El saldo total de la cartera de crédito al consumo otorgado por la banca comercial mexicana alcanzó 1 billón 875 mil millones de pesos en diciembre de 2025, reflejando un incremento anual del 7.9%, según datos del Banco de México (BdeM). Este crecimiento estuvo liderado por el financiamiento para la compra de automóviles, que registró un avance del 14.5%, aunque las tarjetas de crédito mantienen el mayor saldo total de la cartera.
Análisis macro: el desempeño del crédito y la cautela marginal
El saldo vigente de la cartera de crédito al consumo privado cerró 2025 con una expansión anual notable, situándose en 1 billón 875 mil millones de pesos. Si bien este avance del 7.9 por ciento anual (diciembre 2025 frente a diciembre 2024) es positivo, el ritmo de crecimiento mostró una ligera desaceleración respecto al 8.0 por ciento registrado a tasa anual en noviembre de 2025.
Este dato, difundido el 30 de enero de 2026 por el Banco de México (BdeM) y recopilado por Alejandro Alegría, subraya una dinámica mixta dentro del financiamiento bancario. Aunque la tendencia general es al alza, la leve moderación en el ritmo total de expansión sugiere la necesidad de observar con detalle el comportamiento de los subsegmentos de la deuda.
Desempeño sectorial: la polarización del consumo
El análisis de los Agregados Monetarios del BdeM revela una clara diferenciación en el desempeño de los componentes del crédito al consumo. Mientras el segmento de tarjetas de crédito sigue concentrando la mayor cantidad de recursos, el mayor impulso se encontró en la financiación de bienes duraderos, impulsado directamente por la compra de automóviles.
Dinamismo y estancamiento en la deuda
El crédito otorgado a través de tarjetas de crédito alcanzó 684 mil millones de pesos en diciembre de 2025, lo que representó un incremento anual del 7.2 por ciento. No obstante, este segmento presentó un matiz crítico: en una comparación mensual, el saldo se contrajo 11.7 por ciento frente a los 696 mil millones de pesos reportados en noviembre de 2025. Esta contracción de un mes a otro es un indicio de posible cautela o una liquidación estacional de deuda.
En contraste, el financiamiento para la adquisición de bienes duraderos cerró el año con 398 mil millones de pesos, marcando un sólido aumento del 13.3 por ciento anual.
El motor de este crecimiento fue el crédito automotriz, que se ubicó en 353 mil millones de pesos en el último mes de 2025. Su avance del 14.5 por ciento lo posicionó como el subcomponente más dinámico de la cartera de consumo.
Otros segmentos también mostraron aumentos, aunque con crecimientos más modestos:
| Segmento de Crédito | Saldo (Diciembre 2025) | Crecimiento Anual (vs.

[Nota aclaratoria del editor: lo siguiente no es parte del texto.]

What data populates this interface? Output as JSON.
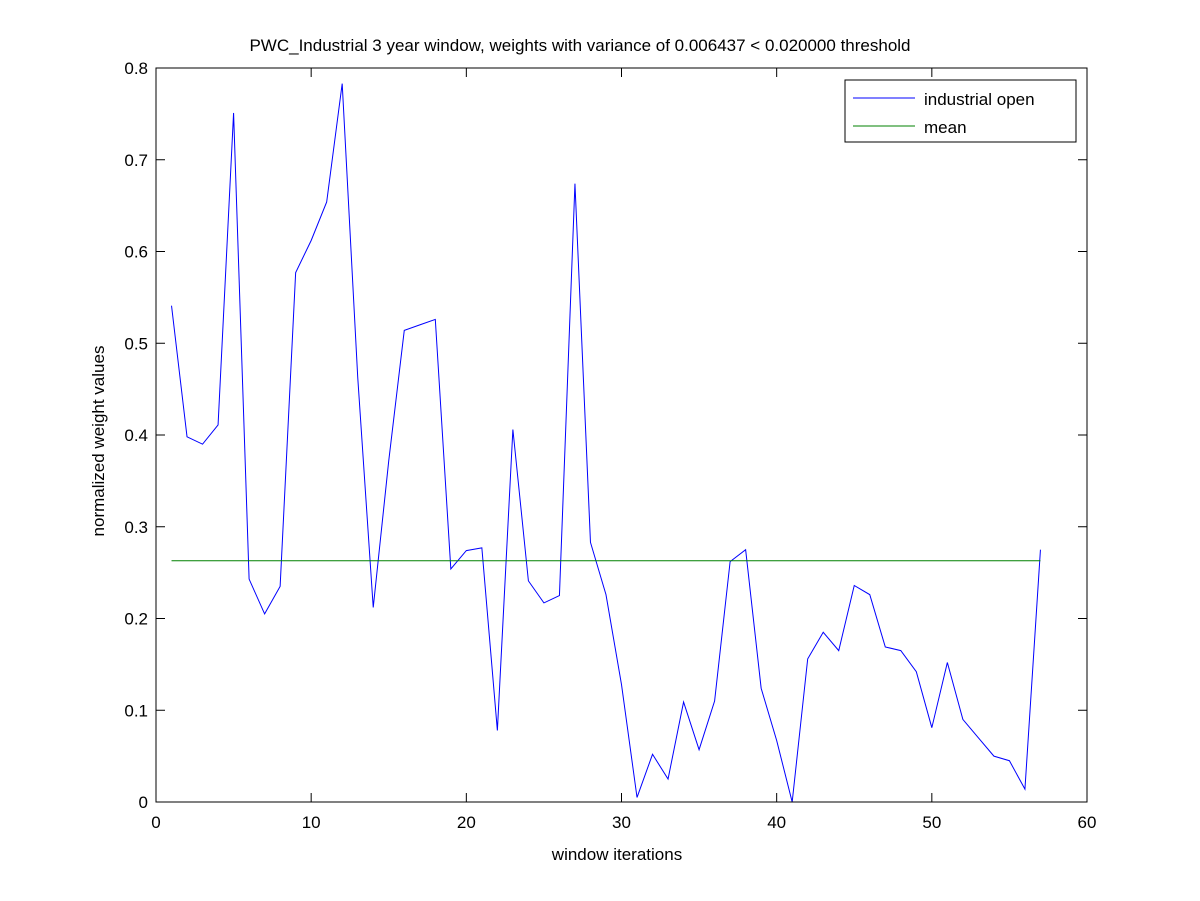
{
  "chart_data": {
    "type": "line",
    "title": "PWC_Industrial 3 year window, weights with variance of 0.006437 < 0.020000 threshold",
    "xlabel": "window iterations",
    "ylabel": "normalized weight values",
    "xlim": [
      0,
      60
    ],
    "ylim": [
      0,
      0.8
    ],
    "xticks": [
      "0",
      "10",
      "20",
      "30",
      "40",
      "50",
      "60"
    ],
    "yticks": [
      "0",
      "0.1",
      "0.2",
      "0.3",
      "0.4",
      "0.5",
      "0.6",
      "0.7",
      "0.8"
    ],
    "grid": false,
    "legend_position": "top-right",
    "series": [
      {
        "name": "industrial open",
        "color": "#0000ff",
        "x": [
          1,
          2,
          3,
          4,
          5,
          6,
          7,
          8,
          9,
          10,
          11,
          12,
          13,
          14,
          15,
          16,
          17,
          18,
          19,
          20,
          21,
          22,
          23,
          24,
          25,
          26,
          27,
          28,
          29,
          30,
          31,
          32,
          33,
          34,
          35,
          36,
          37,
          38,
          39,
          40,
          41,
          42,
          43,
          44,
          45,
          46,
          47,
          48,
          49,
          50,
          51,
          52,
          53,
          54,
          55,
          56,
          57
        ],
        "values": [
          0.541,
          0.398,
          0.39,
          0.411,
          0.751,
          0.243,
          0.205,
          0.235,
          0.577,
          0.612,
          0.654,
          0.783,
          0.463,
          0.212,
          0.372,
          0.514,
          0.52,
          0.526,
          0.254,
          0.274,
          0.277,
          0.078,
          0.406,
          0.241,
          0.217,
          0.225,
          0.674,
          0.283,
          0.226,
          0.128,
          0.005,
          0.052,
          0.025,
          0.109,
          0.057,
          0.11,
          0.262,
          0.275,
          0.124,
          0.067,
          0.0,
          0.156,
          0.185,
          0.165,
          0.236,
          0.226,
          0.169,
          0.165,
          0.142,
          0.081,
          0.152,
          0.09,
          0.07,
          0.05,
          0.045,
          0.014,
          0.275
        ]
      },
      {
        "name": "mean",
        "color": "#008000",
        "x": [
          1,
          57
        ],
        "values": [
          0.263,
          0.263
        ]
      }
    ]
  }
}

Dic 2024) | | :— | :— | :— | | Créditos personales | 278 mil millones de pesos | 8.0 por ciento | | Crédito de nómina | 423 mil millones de pesos | 4.9 por ciento |
Contexto económico ampliado y perspectivas
El crédito a la vivienda, aunque no forma parte del consumo directo, sirve como un indicador clave de la confianza y capacidad de endeudamiento a largo plazo. En este ámbito, el saldo total otorgado por la banca privada fue de 1 billón 409 mil millones de pesos, pero solo mostró un avance del 1.5 por ciento en comparación con diciembre del año anterior. La marcada diferencia entre el crecimiento del crédito al consumo (7.9%) y el de vivienda (1.5%) sugiere una priorización del gasto inmediato sobre la inversión patrimonial.
Este desempeño se enmarca en un cierre de año económico que, según declaraciones de Claudia Sheinbaum, demostró una fuerte solidez a pesar de los malos augurios de opositores. La exjefa de gobierno destacó que el repunte general fue impulsado principalmente por el desempeño del sector servicios y el turismo.
Mirando hacia adelante, las perspectivas de crecimiento crediticio se mantienen robustas. La calificadora Moody’s ha estimado que el crédito de la banca crecerá más que el Producto Interno Bruto (PIB) en 2026, señalando una expectativa de expansión continua del apalancamiento en el país. Este pronóstico, sin embargo, requerirá una vigilancia constante sobre la calidad de la cartera, especialmente si el segmento principal de tarjetas sigue mostrando volatilidad intermensual como la observada al cierre de 2025.